TIMECOP shows signs that the authors thought about *having* rules and paradoxes, but not much about the rules and paradoxes themselves. The special rules include this concept that "the same object cannot occupy the same place at the same time." I think that the principle is that different objects cannot do that. But what generally happens there is that they rebound off each other. Technically speaking, the same object ALWAYS occupies the same place at the same time. Actually the rule as applied in the film seems to be that is a time traveler comes in contact with his previous self the two annihilated each other. But you have very little matter in common with yourself of ten years ago. Nearly all (or is it actually all?) of the living matter in your body from ten years ago has been replaced. Even if that was not true and there was some point on the surface that had not changed, you would have to get those two points to come in contact. It would not suffice that your left hand from 1994 and your right shoulder from 2004 came in contact. This whole rule of annihilation is more a plot contrivance than having anything much to do with logic.
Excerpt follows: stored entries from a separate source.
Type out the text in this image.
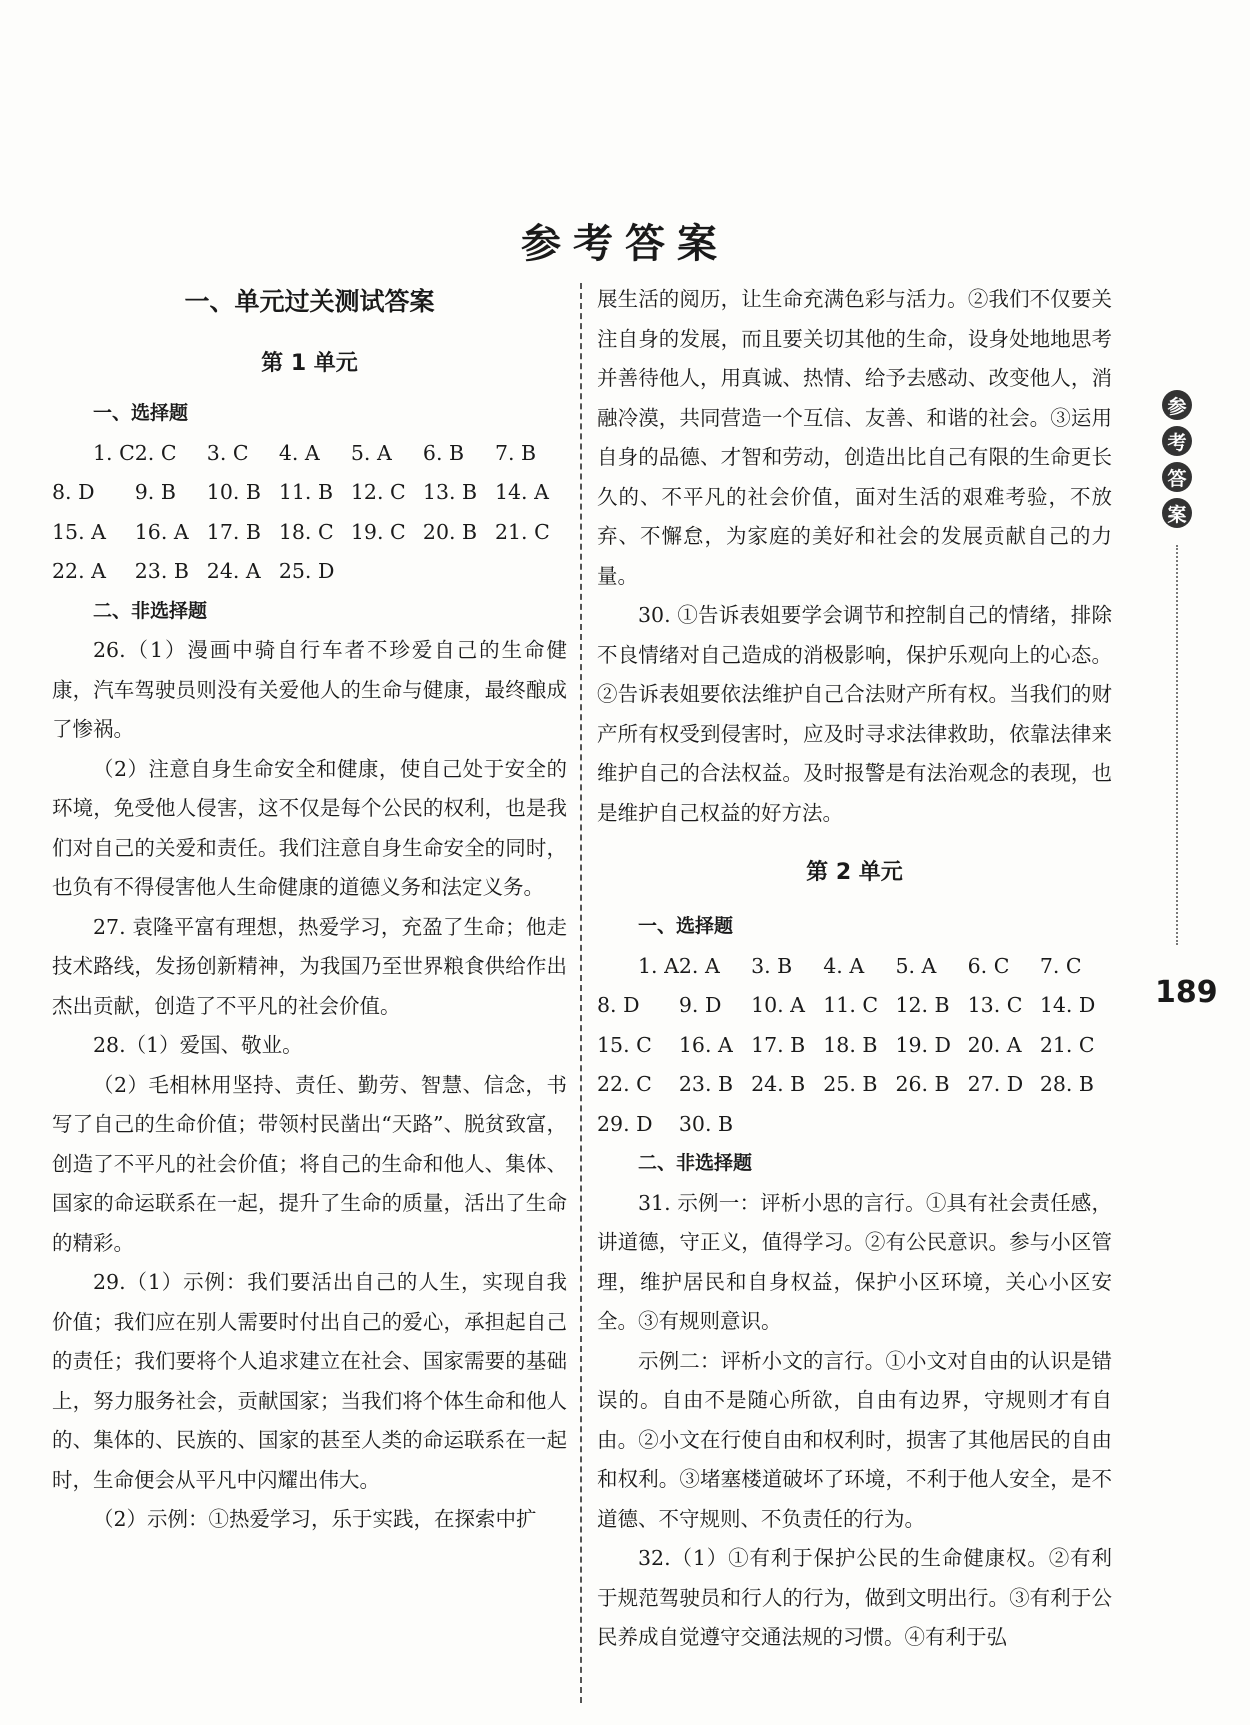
参考答案
一、单元过关测试答案
第 1 单元
一、选择题
1. C 2. C	3. C	4. A	5. A	6. B	7. B
8. D	9. B	10. B 11. B 12. C 13. B 14. A
15. A	16. A 17. B 18. C 19. C 20. B 21. C
22. A	23. B 24. A 25. D
二、非选择题

26.（1）漫画中骑自行车者不珍爱自己的生命健康，汽车驾驶员则没有关爱他人的生命与健康，最终酿成了惨祸。

（2）注意自身生命安全和健康，使自己处于安全的环境，免受他人侵害，这不仅是每个公民的权利，也是我们对自己的关爱和责任。我们注意自身生命安全的同时，也负有不得侵害他人生命健康的道德义务和法定义务。

27. 袁隆平富有理想，热爱学习，充盈了生命；他走技术路线，发扬创新精神，为我国乃至世界粮食供给作出杰出贡献，创造了不平凡的社会价值。

28.（1）爱国、敬业。

（2）毛相林用坚持、责任、勤劳、智慧、信念，书写了自己的生命价值；带领村民凿出“天路”、脱贫致富，创造了不平凡的社会价值；将自己的生命和他人、集体、国家的命运联系在一起，提升了生命的质量，活出了生命的精彩。

29.（1）示例：我们要活出自己的人生，实现自我价值；我们应在别人需要时付出自己的爱心，承担起自己的责任；我们要将个人追求建立在社会、国家需要的基础上，努力服务社会，贡献国家；当我们将个体生命和他人的、集体的、民族的、国家的甚至人类的命运联系在一起时，生命便会从平凡中闪耀出伟大。

（2）示例：①热爱学习，乐于实践，在探索中扩

展生活的阅历，让生命充满色彩与活力。②我们不仅要关注自身的发展，而且要关切其他的生命，设身处地地思考并善待他人，用真诚、热情、给予去感动、改变他人，消融冷漠，共同营造一个互信、友善、和谐的社会。③运用自身的品德、才智和劳动，创造出比自己有限的生命更长久的、不平凡的社会价值，面对生活的艰难考验，不放弃、不懈怠，为家庭的美好和社会的发展贡献自己的力量。

30. ①告诉表姐要学会调节和控制自己的情绪，排除不良情绪对自己造成的消极影响，保护乐观向上的心态。②告诉表姐要依法维护自己合法财产所有权。当我们的财产所有权受到侵害时，应及时寻求法律救助，依靠法律来维护自己的合法权益。及时报警是有法治观念的表现，也是维护自己权益的好方法。

第 2 单元
一、选择题
1. A 2. A	3. B	4. A	5. A	6. C	7. C
8. D	9. D	10. A 11. C 12. B 13. C 14. D
15. C	16. A 17. B 18. B 19. D 20. A 21. C
22. C	23. B 24. B 25. B 26. B 27. D 28. B
29. D	30. B
二、非选择题

31. 示例一：评析小思的言行。①具有社会责任感，讲道德，守正义，值得学习。②有公民意识。参与小区管理，维护居民和自身权益，保护小区环境，关心小区安全。③有规则意识。

示例二：评析小文的言行。①小文对自由的认识是错误的。自由不是随心所欲，自由有边界，守规则才有自由。②小文在行使自由和权利时，损害了其他居民的自由和权利。③堵塞楼道破坏了环境，不利于他人安全，是不道德、不守规则、不负责任的行为。

32.（1）①有利于保护公民的生命健康权。②有利于规范驾驶员和行人的行为，做到文明出行。③有利于公民养成自觉遵守交通法规的习惯。④有利于弘

参
考
答
案
189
It is like having vampires killed by sunlight.
Mike Richardson and Mark Verheiden don't actually seem to understand what makes time paradoxes work. In the film Fielding@2004 (if I may coin a notation) is killed in 1994. Back in 2004 there is no sign that Fielding lived that last decade from 1994 to 2004. That would be true if Fielding@1994 had been killed, but there seems not to make sense as a result of Fielding@2004 being killed. At the end of the film Walker has nullified his whole reason to have gone to 1994 and nobody remembers that he went. But he obviously is returning from some place. Where do people think he is returning from? And while I am asking questions, how do you carbon-date gold? And what does it even mean to carbon-date gold?